The 2026 New Year’s glasses may have bested all others in terms of the worst, most baffling design possible, and drawing the most hate. The most popular design by whoever makes these glasses this time around incorporated an extra zero while propping the “26” on top for reasons unknowable by mortal minds.
This is what happens when you try to innovate for innovation’s sake.
Happy New Year 20260?
As we entered the final month of the year, makers of cheap novelty glasses introduced their New Year’s eyewear for 2026. Designing these isn’t always an easy task, with some years lacking two distinct loops for the eye holes. The year 2026 should not have presented this issue, however.
There’s a zero and a nice circle in the number six. All they had to figure out was how to squish the second number two a bit, then exaggerate the bottom half of the six.
Instead, there’s an extra zero, making some wonder what millennium they’re in, and the 26 sits awkwardly atop one or both zeroes. It’s so bad it’s difficult to describe with words.
“2026 New Years glasses just dropped and it is worse than ever,” wrote @CowboyLike_Mike on X last week.
As the design spread across social media, the reviews continued their negative trend.
“Who the [expletive] came up with these dumb New Year’s glasses?!??” asked @blackfox87fps. “What year are we celebrating this year. 20,260?”

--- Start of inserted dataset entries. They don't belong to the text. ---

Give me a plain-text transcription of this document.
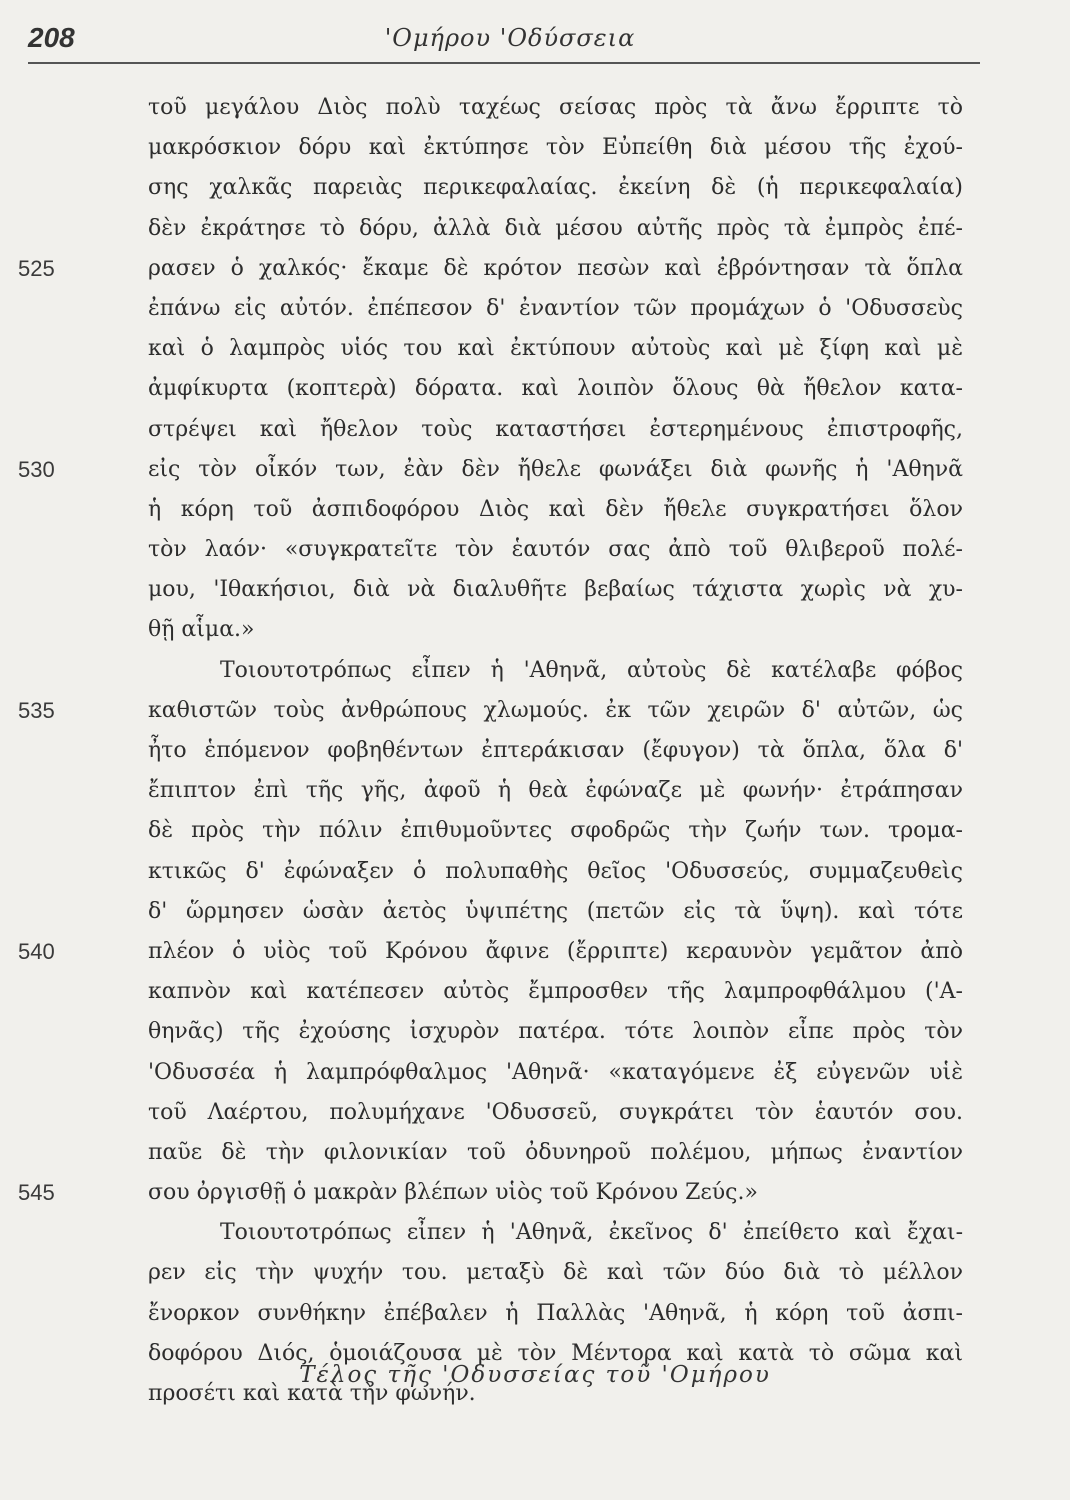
208	'Ομήρου 'Οδύσσεια
525
530
535
540
545
τοῦ μεγάλου Διὸς πολὺ ταχέως σείσας πρὸς τὰ ἄνω ἔρριπτε τὸ
μακρόσκιον δόρυ καὶ ἐκτύπησε τὸν Εὐπείθη διὰ μέσου τῆς ἐχού-
σης χαλκᾶς παρειὰς περικεφαλαίας. ἐκείνη δὲ (ἡ περικεφαλαία)
δὲν ἐκράτησε τὸ δόρυ, ἀλλὰ διὰ μέσου αὐτῆς πρὸς τὰ ἐμπρὸς ἐπέ-
ρασεν ὁ χαλκός· ἔκαμε δὲ κρότον πεσὼν καὶ ἐβρόντησαν τὰ ὅπλα
ἐπάνω εἰς αὐτόν. ἐπέπεσον δ' ἐναντίον τῶν προμάχων ὁ 'Οδυσσεὺς
καὶ ὁ λαμπρὸς υἱός του καὶ ἐκτύπουν αὐτοὺς καὶ μὲ ξίφη καὶ μὲ
ἀμφίκυρτα (κοπτερὰ) δόρατα. καὶ λοιπὸν ὅλους θὰ ἤθελον κατα-
στρέψει καὶ ἤθελον τοὺς καταστήσει ἐστερημένους ἐπιστροφῆς,
εἰς τὸν οἶκόν των, ἐὰν δὲν ἤθελε φωνάξει διὰ φωνῆς ἡ 'Αθηνᾶ
ἡ κόρη τοῦ ἀσπιδοφόρου Διὸς καὶ δὲν ἤθελε συγκρατήσει ὅλον
τὸν λαόν· «συγκρατεῖτε τὸν ἑαυτόν σας ἀπὸ τοῦ θλιβεροῦ πολέ-
μου, 'Ιθακήσιοι, διὰ νὰ διαλυθῆτε βεβαίως τάχιστα χωρὶς νὰ χυ-
θῇ αἷμα.»
Τοιουτοτρόπως εἶπεν ἡ 'Αθηνᾶ, αὐτοὺς δὲ κατέλαβε φόβος
καθιστῶν τοὺς ἀνθρώπους χλωμούς. ἐκ τῶν χειρῶν δ' αὐτῶν, ὡς
ἦτο ἑπόμενον φοβηθέντων ἐπτεράκισαν (ἔφυγον) τὰ ὅπλα, ὅλα δ'
ἔπιπτον ἐπὶ τῆς γῆς, ἀφοῦ ἡ θεὰ ἐφώναζε μὲ φωνήν· ἐτράπησαν
δὲ πρὸς τὴν πόλιν ἐπιθυμοῦντες σφοδρῶς τὴν ζωήν των. τρομα-
κτικῶς δ' ἐφώναξεν ὁ πολυπαθὴς θεῖος 'Οδυσσεύς, συμμαζευθεὶς
δ' ὥρμησεν ὡσὰν ἀετὸς ὑψιπέτης (πετῶν εἰς τὰ ὕψη). καὶ τότε
πλέον ὁ υἱὸς τοῦ Κρόνου ἄφινε (ἔρριπτε) κεραυνὸν γεμᾶτον ἀπὸ
καπνὸν καὶ κατέπεσεν αὐτὸς ἔμπροσθεν τῆς λαμπροφθάλμου ('Α-
θηνᾶς) τῆς ἐχούσης ἰσχυρὸν πατέρα. τότε λοιπὸν εἶπε πρὸς τὸν
'Οδυσσέα ἡ λαμπρόφθαλμος 'Αθηνᾶ· «καταγόμενε ἐξ εὐγενῶν υἱὲ
τοῦ Λαέρτου, πολυμήχανε 'Οδυσσεῦ, συγκράτει τὸν ἑαυτόν σου.
παῦε δὲ τὴν φιλονικίαν τοῦ ὀδυνηροῦ πολέμου, μήπως ἐναντίον
σου ὀργισθῇ ὁ μακρὰν βλέπων υἱὸς τοῦ Κρόνου Ζεύς.»
Τοιουτοτρόπως εἶπεν ἡ 'Αθηνᾶ, ἐκεῖνος δ' ἐπείθετο καὶ ἔχαι-
ρεν εἰς τὴν ψυχήν του. μεταξὺ δὲ καὶ τῶν δύο διὰ τὸ μέλλον
ἔνορκον συνθήκην ἐπέβαλεν ἡ Παλλὰς 'Αθηνᾶ, ἡ κόρη τοῦ ἀσπι-
δοφόρου Διός, ὁμοιάζουσα μὲ τὸν Μέντορα καὶ κατὰ τὸ σῶμα καὶ
προσέτι καὶ κατὰ τὴν φωνήν.
Τέλος τῆς 'Οδυσσείας τοῦ 'Ομήρου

“Past years had no issues to them.”
That’s not entirely true. Odd years like 2017 were true challenges for the New Year’s glasses designers, and they came up with similarly ugly solutions. This year’s attempt, however, is terrible without any excuses.
It’s not all bad, though. TikToker @connerngo managed to find 2026 glasses that make sense. Wait, no, they made a hole out of the second two instead of the six.
@connerngo we’ve found the glasses #2026 #newyears #happynewyear #newyearseve #viral ♬ VVS Diamonds prod yugen – Socalspots
“Why does it looks like someone used AI”
It’s been a banner year for terrible innovations that are actively ruining lives, killing jobs, and poisoning our air and water, so people’s patience for this kind of nonsense is rather thin. If just one thing could have made sense in 2025, it would have gone a long way.
Some blamed AI for the New Years glasses fiasco, since it’s screwed up everything else.

“Help, why does it look like someone used AI to come up with the design, and nobody else went over it before it went into production?” asked @electrlc_touch. “Because WHY would they do that [on] purpose.”
Others focused on what they could do, like sketching what the glasses should have been.

On X, user @GSowify “sat down for a second and lazily drew better ideas for the 2026 new year glasses.”

User @linoslivie couldn’t figure out why there was any debate, recommending that folks “put our thinking caps on for a moment.”

Meanwhile, @cowboylikemikey used a photo editor to make a better version of the official glasses by removing the hovering six and adding an extension on the second zero.